[Prescript: Tonight I got drenched in a cloudburst during a cross-city walk that I didn’t plan on happening. ‘Twas basically okay, though, for at all the crucial nodes and junctures I had the jukebox remnants of Ms. Williams’ “Jackson” playing in my head. The stuff that matters is the stuff that gets you through.]
If this election really was as historic as everyone seems to think it was and if the speed with which TV resumes normal broadcasting after outsized events is any indication, Americans must be the most bovine creatures that ever existed; by 10 a.m. today I felt like I was finding nothing but Malcolm in the Middle reruns the morning after Lincoln visited Ford’s Theater. The lasting damage looks to have occurred inside my friends’ psyches, but then a lot of them really expected Kerry to win. I never could see it myself – I mean, I live in America, and paid glancing attention to what’s been going on here the last 30 years or so – plus his campaign was spattered with telltale signs as he failed to get a lasting national bump from even a single one of his supposed highlights (e.g., Iowa, naming Edwards, or the convention) or gain any traction despite the endless trail of bad news that littered Bush’s excellent Iraqi adventure like a line of smelly elephant turds. The most interesting part of the whole day yesterday – that is, the only part that had any emotional coloring beyond outright head-rolling depression – came around four o’clock. By then the major anchors were openly chirping about how happy and gloomy the Kerry and Bush camps were respectively thanks to the early exit polls from Florida and Ohio, and that was the capper to a train of details accruing over the previous 48 hours that made everyone feel the wind shifting behind John Kerry’s back. But then there came a long empty hour or two in which the pundits droned on and flashed their fancy graphics but no real hard news was breaking that was like the anticipatory moments before a gathering thunderstorm. You could see the clouds piling up overhead and darkening in hue…but then they just sat there and the rain never came. By the third or fourth time that George Stephanopoulos and the other handicappers mentioned that the red and blue states were falling into the exact same slots as 2000, it was obvious that something was wrong, and that all the ballyhooed new turns this election was supposed to hinge upon – the insurgent youth vote, the angry minority vote, and a Democratic party incensed by ’00 and flush with cash gathered through the Internet – weren’t going to cut the nut.

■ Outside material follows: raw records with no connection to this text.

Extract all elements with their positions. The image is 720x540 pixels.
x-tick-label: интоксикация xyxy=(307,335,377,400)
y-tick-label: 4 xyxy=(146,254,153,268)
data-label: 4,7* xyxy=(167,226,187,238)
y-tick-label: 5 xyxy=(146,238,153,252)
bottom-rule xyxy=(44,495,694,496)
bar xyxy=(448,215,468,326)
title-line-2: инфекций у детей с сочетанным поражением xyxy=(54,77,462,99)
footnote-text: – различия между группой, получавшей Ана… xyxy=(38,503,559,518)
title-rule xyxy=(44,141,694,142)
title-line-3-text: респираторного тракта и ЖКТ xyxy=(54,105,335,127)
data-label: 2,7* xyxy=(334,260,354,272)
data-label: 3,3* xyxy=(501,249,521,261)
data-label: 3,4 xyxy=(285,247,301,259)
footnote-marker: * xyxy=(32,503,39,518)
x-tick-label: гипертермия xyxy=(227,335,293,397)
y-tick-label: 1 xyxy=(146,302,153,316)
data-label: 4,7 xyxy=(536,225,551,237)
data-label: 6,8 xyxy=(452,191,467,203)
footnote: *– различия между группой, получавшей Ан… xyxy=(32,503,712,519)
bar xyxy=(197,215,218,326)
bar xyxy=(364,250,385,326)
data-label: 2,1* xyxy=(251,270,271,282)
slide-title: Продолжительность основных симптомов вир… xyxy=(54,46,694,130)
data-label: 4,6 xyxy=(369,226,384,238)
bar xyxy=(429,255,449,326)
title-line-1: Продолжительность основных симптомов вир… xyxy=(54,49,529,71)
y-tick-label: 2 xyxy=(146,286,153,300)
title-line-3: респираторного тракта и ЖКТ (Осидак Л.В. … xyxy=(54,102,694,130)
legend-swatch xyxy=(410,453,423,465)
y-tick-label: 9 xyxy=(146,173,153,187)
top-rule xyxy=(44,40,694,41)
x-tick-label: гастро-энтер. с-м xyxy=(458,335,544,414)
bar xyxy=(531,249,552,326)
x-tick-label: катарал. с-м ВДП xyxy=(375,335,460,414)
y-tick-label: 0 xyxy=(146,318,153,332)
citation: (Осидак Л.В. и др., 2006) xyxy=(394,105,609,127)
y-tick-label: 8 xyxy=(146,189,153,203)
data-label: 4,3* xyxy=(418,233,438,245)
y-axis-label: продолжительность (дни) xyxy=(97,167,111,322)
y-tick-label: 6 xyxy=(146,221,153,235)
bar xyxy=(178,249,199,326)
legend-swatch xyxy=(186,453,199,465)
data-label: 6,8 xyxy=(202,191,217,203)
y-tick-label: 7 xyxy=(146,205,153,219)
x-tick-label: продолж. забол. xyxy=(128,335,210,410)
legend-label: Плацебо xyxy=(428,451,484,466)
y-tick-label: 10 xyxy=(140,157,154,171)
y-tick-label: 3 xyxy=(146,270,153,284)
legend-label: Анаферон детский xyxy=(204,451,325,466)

While it’s true that 55,000,000 Americans voted for a liberal Massachusetts senator who once referred to our wartime actions in Vietnam as “atrocities” and put him within a single state’s electoral votes of the White House, it’s also true that more than 59,000,000 reelected a man who, after plunging us into a harebrained war and gutting the economy, couldn’t think of a single mistake that he’d made in the course of it all. The fact that this same man acted as if he had a mandate when he didn’t even have a majority of the popular vote makes it easy to guess what he’ll do now that he’s been reelected after a noisome campaign, had his single largest Senate opponent removed, firmed up the House, and stands in line to make perhaps a couple or three Supreme Court appointments. How one should react to these circumstances seems entirely a matter of personal choice, but right now I can sympathize equally with the suicidal, the expatriate, and the armed revolutionary. “Don’t mourn – organize,” is what Joe Hill supposedly said before a Utah firing squad cut him down, and that seems like an outstanding posture for all true-blue activist types to adopt. On the other hand, the real problem is America itself, and that’s a question even the smartest political animals on the left rarely seem to get a handle on. [Here follows some stuff I really shouldn’t post yet. This program has a nifty feature that allows you to X out all troublesome Microsoft Word features, but to date it doesn’t do shit towards salting down my more lachrymose, heartrending prose. Let me re-read tomorrow and see what I think then. Expression aside, the sentiment remains the same: This country has one long row to hoe.]